I’m flying from China to India today, and so in a single day will touch the two countries that represent more than ten times the number of people in the United States of America. Many of us get our cultural awareness from Hollywood, like Slumdog Millionaire or Karate Kid, or from fear-spewing would-be politicians or liberal media. It dawns on me how little we know about the two countries that together make up half the world’s population. And though I’m a novice on the subject, and though a thousand words can hardly portray the reality of several images that have been inked into my brain over my ten business trips to China, I will still try my best to round out a little of the Food, the Culture, and the Comfort of this incredible country.
Images of Food
• The small fishing boat with bamboo floats and tiny motor on the long rudder pole that pull up alongside the three-deck tour boats and club their fish in just-in-time fashion to provide fresh lunch to the tourists (Li River in Guilin)
• Walking the several tables of the breakfast buffet in a remote hotel and wondering how many mornings this food has been recycled waiting for one of the three other apparent guests (or perhaps mold) to finally take it out of circulation (I have toast this particular day).
• Filling up on the first eight courses on the Lazy Susan as I realize I am only half-way into the dinner and I don’t want to offend my host by passing up the remaining dishes.
• That moment I realize I’ve taken a mouthful of meat that has chopped pieces of bone and waiting in veiled disgust to observe the entirely acceptable etiquette of casually spitting bone-pieces onto a side plate
• Apprehensively dipping into the community dishes with my fully-slurped pair of chopsticks after several other likewise slurped pairs have precede me in the dishes as they rotate around the lazy Susan
• The proud ceremonial presentation of the head of a rooster as the honored guest (aka yours truly) attempts a poorly translated polite decline to participate in the edible part of this tradition
• After a week of mindless sampling of local food to please my hosts, the sudden gurgle in my lower abdomen that foreshadows one of the most unpleasant twenty-four hour periods of my foreign travels
Images of Culture
• Listening to live Jazz played by eighty year-old European ex-pat regulars at a club at one of the grand hotels off the Bund in Shanghai.
• Watching the lighted boats parade up and down the river against the Jetson-like skyline of the Bund after a day of traveling along ancient and undeveloped countryside and wondering what century I’m actually in.
• Getting bratwurst for dinner in a German restaurant with an American ex-pat friend and momentarily forgetting what country I am in
• Old people listening to loud traditional music and dancing or doing tai chi (I suppose) in the dark downtown park near the Louis Vuitton building that hosts my company office
• Contemplating the meaning of the hearty laugh around the table as the group momentarily switches from English to Chinese for a short epilogue on a story someone just told in English
Images of Comfort
• The bicyclist in downtown Shanghai with ten feet high mounts of recyclable cardboard or textiles or plastics.
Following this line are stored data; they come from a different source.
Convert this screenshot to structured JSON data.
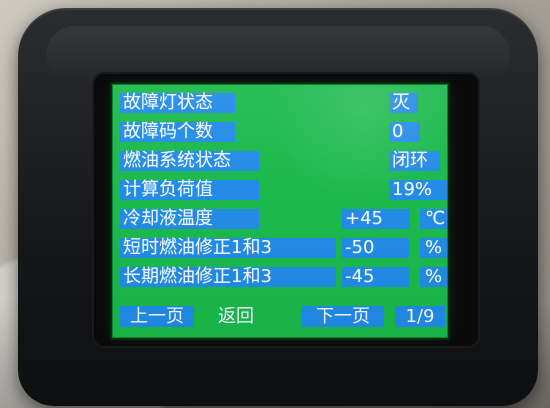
{
  "rows": [
    {
      "label": "故障灯状态",
      "value": "灭",
      "unit": ""
    },
    {
      "label": "故障码个数",
      "value": "0",
      "unit": ""
    },
    {
      "label": "燃油系统状态",
      "value": "闭环",
      "unit": ""
    },
    {
      "label": "计算负荷值",
      "value": "19%",
      "unit": ""
    },
    {
      "label": "冷却液温度",
      "value": "+45",
      "unit": "℃"
    },
    {
      "label": "短时燃油修正1和3",
      "value": "-50",
      "unit": "%"
    },
    {
      "label": "长期燃油修正1和3",
      "value": "-45",
      "unit": "%"
    }
  ],
  "footer": {
    "prev": "上一页",
    "back": "返回",
    "next": "下一页",
    "page": "1/9"
  },
  "colors": {
    "screen_bg": "#18b84a",
    "field_bg": "#208ae6",
    "text": "#f5fbff",
    "device": "#16181b"
  }
}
• The headlight-free moped in the dark rain with husband, wife, child and with the umbrella taped to the handle bar
• Wading into an intersection with sixteen possible routes while bicyclists and pedestrians and mopeds and cars perform an intricate dance that I cannot decipher but that consistently occurs without mishap.
• Riding with a driver that doesn’t speak English several hours west of Hong Kong, in air that is so dark there are no stars or streetlights or apartment lights, and almost no cars, and rounding a street corner with the headlights flashing across dozens of faces like lifeless mannequins in a dark storefront window, staring at the headlights that momentarily interrupt their dark and silent existence.
• Freezing in a thin sport jacket in an unheated meeting room in the middle of winter wishing I had either thicker coat or thicker skin.
• The gray-on-gray countryside of my three-hour car ride after a fifteen hour flight takes me through the dusk-like sky past rows of empty gray twenty-floor apartment buildings built for the planned urban migration that hasn’t yet happened here yet in this landscape that seems today has never seen a ray of sun.
• The orange-brown unnatural tint to the air hanging thick over Nanjing as I contemplate a run along the ancient wall near the lake, as the sun gives up on visiting (but unfortunately for my later pneumonia, I do not).
I will not soon forget these and other images, that collectively drive me to contemplate life conditions of those that were born into another culture, that despite the entitled leanings of some born (not of their own accord I guess) a childhood “dig” through the other side of the world. Now I’m leaving one country five times the size of the United States to visit another one largely down-trodden by greed, corruption, and wrong-headed politicians and therefore momentarily less important to our American psyche. And I’m wondering what new images might burn alongside these.